A Companhia Siderúrgica Nacional (CSN) registrou um prejuízo líquido de R$ 721,2 milhões no quarto trimestre de 2025. Esse valor representa uma ampliação de mais de oito vezes, ou 748%, em comparação ao prejuízo de R$ 84,9 milhões apurado no mesmo período de 2024.
Considerando o ano de 2025 como um todo, o prejuízo líquido somou R$ 1,50 bilhão. O resultado significa uma leve redução de 2% frente ao prejuízo de R$ 1,53 bilhão contabilizado no ano anterior.
A companhia informou que o resultado trimestral foi impactado pela ociosidade operacional e por perdas de estoques. Esses fatores estão relacionados à parada de um alto-forno durante o período. Sobre o desempenho anual, a estabilidade no prejuízo, na comparação com 2024, reflete uma melhora operacional nos segmentos de mineração e logística. Essa melhora, porém, foi compensada pelos efeitos não recorrentes da parada técnica.
Os dados foram divulgados na noite de quarta-feira (11). De acordo com as demonstrações financeiras, a receita líquida da CSN no último trimestre de 2025 foi de R$ 11,4 bilhões. O montante representa uma queda de 5,2% sobre os R$ 12,0 bilhões de receita obtidos no quarto trimestre de 2024.
No acumulado de todo o ano de 2025, a receita líquida alcançou R$ 44,7 bilhões. O valor representa um crescimento de 2,5% em relação aos R$ 43,6 bilhões registrados no ano anterior.
O indicador Ebitda, que mede o resultado antes de juros, impostos, depreciação e amortização, ficou em R$ 1,52 bilhão no quarto trimestre.

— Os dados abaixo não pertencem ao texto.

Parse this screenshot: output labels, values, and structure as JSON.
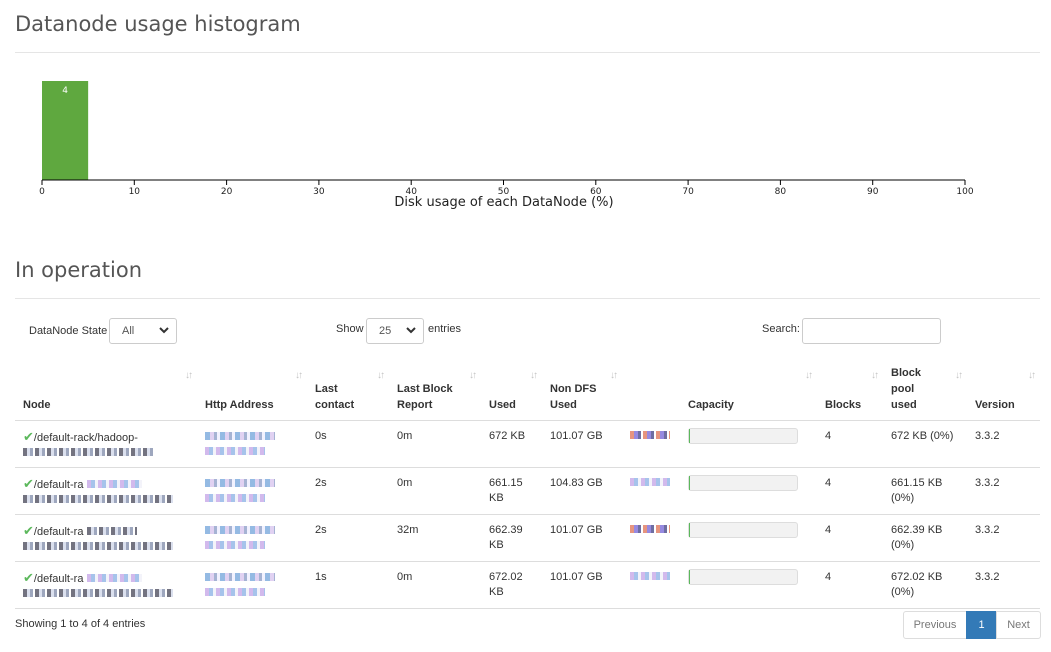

Houve um recuo de 32,5% ante o Ebitda de R$ 2,2 bilhões apurado no mesmo trimestre de 2024.
Em todo o período de 2025, o Ebitda da empresa somou R$ 8,7 bilhões. O resultado final do ano mostra um avanço de 10,4% sobre os R$ 7,9 bilhões contabilizados em 2024.
Outra empresa do setor que divulgou resultados recentemente foi a Brava Energia. A companhia reportou um prejuízo de R$ 588 milhões no quarto trimestre, o que representa uma queda de 43% em sua base de comparação. Os dados financeiros do setor continuam sendo acompanhados de perto por analistas e investidores, que avaliam os impactos das condições operacionais e do cenário econômico sobre o desempenho das companhias.